$$ A = \frac{(4\cdot2^4 + 1)(4\cdot4^4 + 1)(4\cdot6^4 + 1)}{(4\cdot1^4 + 1)(4\cdot3^4 + 1)(4\cdot7^4 + 1)}$$
What is the value of $ \dfrac{113A}{61}$ ?
So i tried factoring this $\dfrac{(4\cdot(x+1)^4 + 1)(4\cdot(x+3)^4 + 1)(4(x+5)^4 + 1)}{(4x^4 + 1)(4(x+2)^4 + 1)(4(x+6)^4 + 1)}$ in Wolframalpha
And it gave $\dfrac{(2x^2 + 14x + 25)(2x^2 + 18x + 41)}{(2x^2 + 26x + 85)(2x^2 -2x + 1)}$
And we can give x=1 and find answer but i need a easier way. Can you help me?

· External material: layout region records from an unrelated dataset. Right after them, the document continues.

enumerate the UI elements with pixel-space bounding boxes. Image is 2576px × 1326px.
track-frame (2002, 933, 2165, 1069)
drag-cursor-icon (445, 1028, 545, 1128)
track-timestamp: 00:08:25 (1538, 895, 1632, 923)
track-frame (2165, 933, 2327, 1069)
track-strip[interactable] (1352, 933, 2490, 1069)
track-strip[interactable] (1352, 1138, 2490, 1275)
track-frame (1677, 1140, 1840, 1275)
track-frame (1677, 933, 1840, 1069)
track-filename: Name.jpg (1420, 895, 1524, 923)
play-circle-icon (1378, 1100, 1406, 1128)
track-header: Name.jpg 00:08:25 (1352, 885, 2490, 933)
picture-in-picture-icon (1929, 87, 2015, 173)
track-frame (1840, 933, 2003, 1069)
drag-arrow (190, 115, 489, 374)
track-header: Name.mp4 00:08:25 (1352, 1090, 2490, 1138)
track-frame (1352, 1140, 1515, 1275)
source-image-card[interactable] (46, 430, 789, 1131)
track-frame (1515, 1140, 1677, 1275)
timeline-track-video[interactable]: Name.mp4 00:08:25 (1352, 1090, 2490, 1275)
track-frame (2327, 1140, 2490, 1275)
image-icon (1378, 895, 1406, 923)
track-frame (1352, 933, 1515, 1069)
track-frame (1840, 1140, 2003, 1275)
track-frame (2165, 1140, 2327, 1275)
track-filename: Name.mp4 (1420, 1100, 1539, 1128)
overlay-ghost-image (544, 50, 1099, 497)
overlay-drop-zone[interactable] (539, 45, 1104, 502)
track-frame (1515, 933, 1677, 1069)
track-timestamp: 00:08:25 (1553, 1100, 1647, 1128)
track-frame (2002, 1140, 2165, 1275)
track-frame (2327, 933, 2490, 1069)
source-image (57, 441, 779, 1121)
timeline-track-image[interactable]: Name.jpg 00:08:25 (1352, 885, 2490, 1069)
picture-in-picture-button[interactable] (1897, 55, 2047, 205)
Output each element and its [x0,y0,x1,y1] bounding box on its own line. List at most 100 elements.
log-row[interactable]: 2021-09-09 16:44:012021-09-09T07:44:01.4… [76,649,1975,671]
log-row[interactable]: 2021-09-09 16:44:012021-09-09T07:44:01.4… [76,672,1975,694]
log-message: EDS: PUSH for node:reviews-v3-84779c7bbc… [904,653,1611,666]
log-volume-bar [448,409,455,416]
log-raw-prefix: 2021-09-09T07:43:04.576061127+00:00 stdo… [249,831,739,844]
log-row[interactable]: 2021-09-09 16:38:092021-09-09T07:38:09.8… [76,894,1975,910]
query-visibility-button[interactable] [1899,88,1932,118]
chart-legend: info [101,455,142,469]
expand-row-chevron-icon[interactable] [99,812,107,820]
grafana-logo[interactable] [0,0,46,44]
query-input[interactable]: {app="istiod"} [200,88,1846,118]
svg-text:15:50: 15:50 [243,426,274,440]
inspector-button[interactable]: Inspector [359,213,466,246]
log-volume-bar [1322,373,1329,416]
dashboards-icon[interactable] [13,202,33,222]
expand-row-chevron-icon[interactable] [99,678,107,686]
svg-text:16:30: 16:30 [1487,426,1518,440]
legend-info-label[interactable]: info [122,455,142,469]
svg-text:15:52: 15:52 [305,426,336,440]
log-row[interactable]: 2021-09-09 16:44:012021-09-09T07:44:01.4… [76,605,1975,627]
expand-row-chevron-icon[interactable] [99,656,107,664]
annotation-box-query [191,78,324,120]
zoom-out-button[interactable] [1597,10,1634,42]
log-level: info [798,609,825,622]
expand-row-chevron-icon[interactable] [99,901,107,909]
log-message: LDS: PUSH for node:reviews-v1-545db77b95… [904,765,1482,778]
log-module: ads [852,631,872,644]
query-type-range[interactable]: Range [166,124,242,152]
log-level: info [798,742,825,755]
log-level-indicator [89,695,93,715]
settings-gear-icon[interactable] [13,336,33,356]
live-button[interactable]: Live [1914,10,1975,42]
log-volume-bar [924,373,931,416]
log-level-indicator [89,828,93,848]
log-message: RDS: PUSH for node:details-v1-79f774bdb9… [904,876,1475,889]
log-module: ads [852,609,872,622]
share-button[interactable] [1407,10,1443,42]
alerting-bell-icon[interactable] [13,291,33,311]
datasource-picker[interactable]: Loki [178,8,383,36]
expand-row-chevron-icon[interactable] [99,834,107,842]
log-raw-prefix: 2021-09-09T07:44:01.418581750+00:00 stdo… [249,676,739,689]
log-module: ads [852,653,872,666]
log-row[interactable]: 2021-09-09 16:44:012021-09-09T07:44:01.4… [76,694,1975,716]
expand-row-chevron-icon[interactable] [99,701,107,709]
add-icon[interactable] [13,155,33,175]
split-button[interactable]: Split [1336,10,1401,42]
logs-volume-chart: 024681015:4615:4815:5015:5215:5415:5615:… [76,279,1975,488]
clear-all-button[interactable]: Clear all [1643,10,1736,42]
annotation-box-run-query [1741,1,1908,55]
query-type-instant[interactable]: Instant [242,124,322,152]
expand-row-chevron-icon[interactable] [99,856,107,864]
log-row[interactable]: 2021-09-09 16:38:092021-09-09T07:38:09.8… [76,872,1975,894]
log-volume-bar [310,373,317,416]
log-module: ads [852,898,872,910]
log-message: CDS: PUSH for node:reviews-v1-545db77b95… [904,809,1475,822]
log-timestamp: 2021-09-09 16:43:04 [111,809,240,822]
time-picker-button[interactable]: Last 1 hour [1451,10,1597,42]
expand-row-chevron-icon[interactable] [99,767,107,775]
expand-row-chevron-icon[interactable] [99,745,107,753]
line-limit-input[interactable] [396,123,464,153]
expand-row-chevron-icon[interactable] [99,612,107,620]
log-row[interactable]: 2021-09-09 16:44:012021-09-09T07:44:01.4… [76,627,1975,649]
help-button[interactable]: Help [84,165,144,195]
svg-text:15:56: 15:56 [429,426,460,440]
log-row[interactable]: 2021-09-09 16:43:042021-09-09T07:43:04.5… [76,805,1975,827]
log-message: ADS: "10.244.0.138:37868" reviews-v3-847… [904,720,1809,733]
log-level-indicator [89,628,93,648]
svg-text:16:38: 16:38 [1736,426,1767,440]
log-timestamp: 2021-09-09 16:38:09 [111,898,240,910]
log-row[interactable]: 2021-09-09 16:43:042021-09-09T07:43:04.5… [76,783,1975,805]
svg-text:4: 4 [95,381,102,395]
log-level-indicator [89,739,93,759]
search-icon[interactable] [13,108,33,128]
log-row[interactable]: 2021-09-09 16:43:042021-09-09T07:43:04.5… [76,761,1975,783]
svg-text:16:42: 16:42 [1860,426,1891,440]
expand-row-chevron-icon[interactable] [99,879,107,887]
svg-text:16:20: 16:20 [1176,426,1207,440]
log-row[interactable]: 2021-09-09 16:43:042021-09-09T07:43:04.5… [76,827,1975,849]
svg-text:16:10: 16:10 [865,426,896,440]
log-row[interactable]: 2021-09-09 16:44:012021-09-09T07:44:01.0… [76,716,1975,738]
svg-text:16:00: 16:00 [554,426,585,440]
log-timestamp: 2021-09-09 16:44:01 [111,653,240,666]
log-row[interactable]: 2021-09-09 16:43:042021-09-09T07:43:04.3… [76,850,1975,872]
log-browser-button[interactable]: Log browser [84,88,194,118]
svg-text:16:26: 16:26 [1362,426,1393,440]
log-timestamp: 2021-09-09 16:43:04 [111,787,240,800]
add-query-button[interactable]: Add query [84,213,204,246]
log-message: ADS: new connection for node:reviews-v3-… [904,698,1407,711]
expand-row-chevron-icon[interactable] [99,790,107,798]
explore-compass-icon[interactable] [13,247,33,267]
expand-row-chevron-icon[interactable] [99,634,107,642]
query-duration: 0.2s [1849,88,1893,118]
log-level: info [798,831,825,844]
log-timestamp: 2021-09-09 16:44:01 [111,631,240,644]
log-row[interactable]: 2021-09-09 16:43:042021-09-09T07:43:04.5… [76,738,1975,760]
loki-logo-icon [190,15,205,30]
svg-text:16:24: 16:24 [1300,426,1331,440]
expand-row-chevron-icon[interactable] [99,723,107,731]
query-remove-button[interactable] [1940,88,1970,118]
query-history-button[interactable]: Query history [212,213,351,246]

You can use the standard factoring $(1+4x^4)=(1-2x+2x^2)(1+2x+2x^2)$.
Applying it to the numerator you get the factors: 5,13; 41,25; 61,85.
Applying it to the denominator you get the factors: 5; 13,25; 85,113.
Cancellations leave you with numerator 41,61 and denominator 113. Multiplying by $\frac{113}{61}$ leaves you with 41.